I see, the "w.l.o.g." is the important part for me right now.

@suvrit, regarding 3, that's exactly my question.

my interpretation of obvious is "your intuition and experience says something but there is no proof for that"

well, local hamiltonian is complete for QMA, but it is a promise problem. Also, 5-QSAT is complete. As Watrous puts it, "vacuous promise" which means "decision problem". So, it is not expected that a complete decision problem exists for any semantic class.

yes, I'm misusing the notation, but you completely understood my question. Thanks for the reply, know is crystal clear.

In several papers they sometimes use amplification and sometimes don't. So I was intrigue on that. It wasn't clear for me when to use it.

actually, it doesn't say that we can replace an inverse polynomial by an inverse exponential.

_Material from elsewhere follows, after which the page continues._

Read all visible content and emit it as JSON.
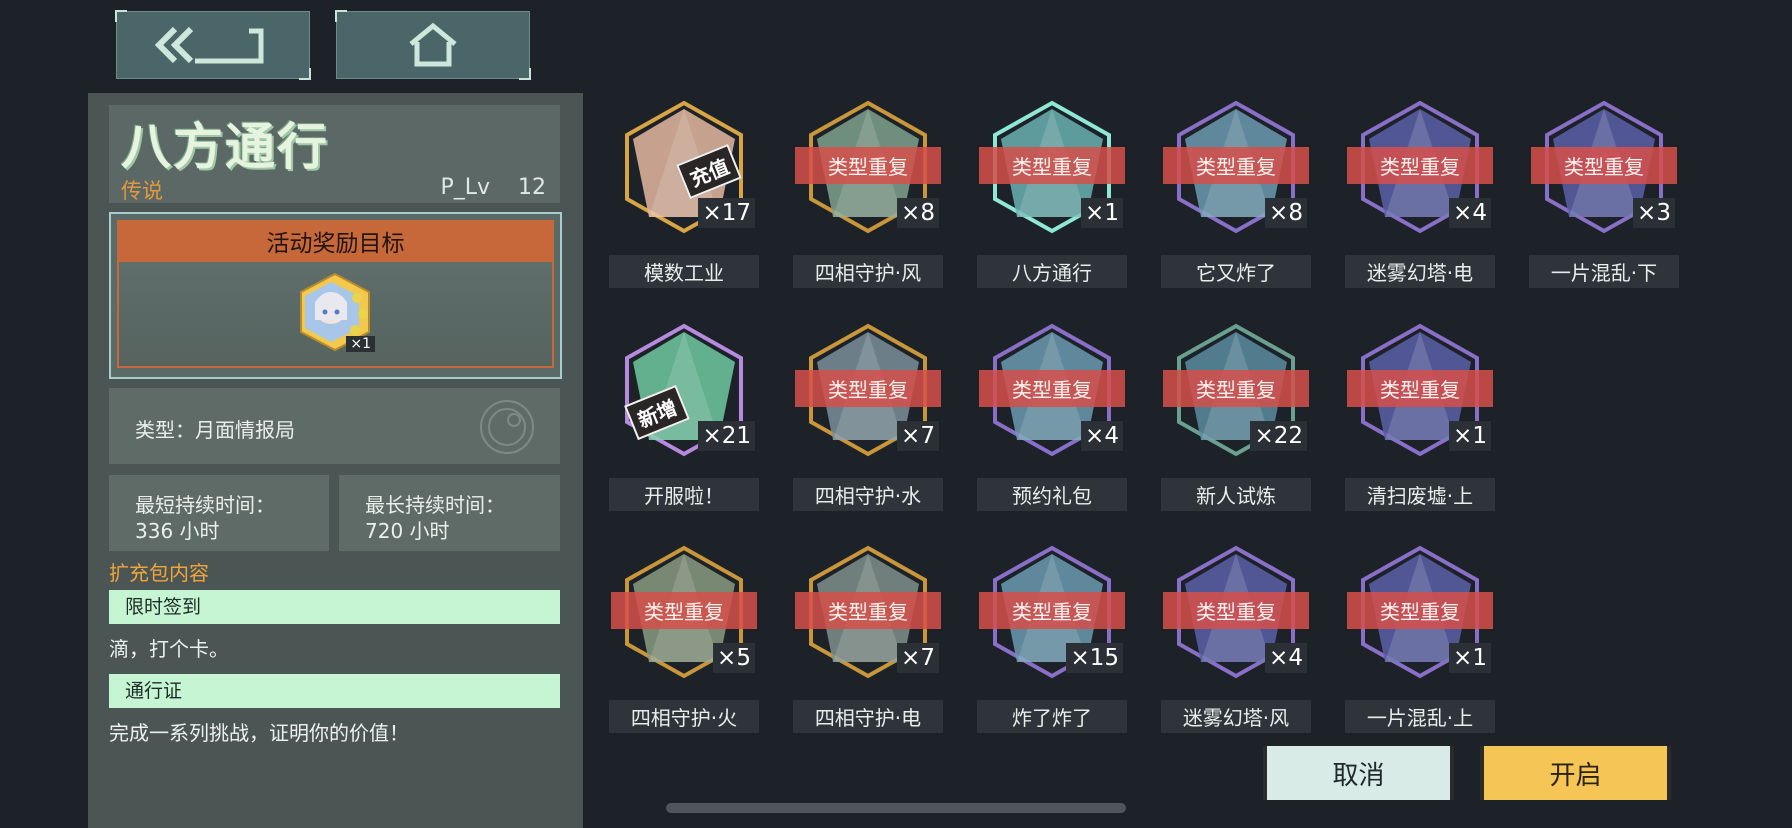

In Arora and Barak, theorem 7.10 page 132 it says Let $L\subseteq\{0,1\}^*$ be a language and suppose there exists a polynomial-time PTM M s.t. for every $x\in \{0,1\}^*$, $Pr[M(x)=L(x)]\geq 1/2+n^{-c}$. Then for every constant $d>0$ there exists a polynomial-time PTM M' such that for every $x\in\{0,1\}^*$, $Pr[M'(x)=L(x)]\geq 1-2^{-n^d}$. Is my interpretation correct? Of course it's not saying anything about the running time.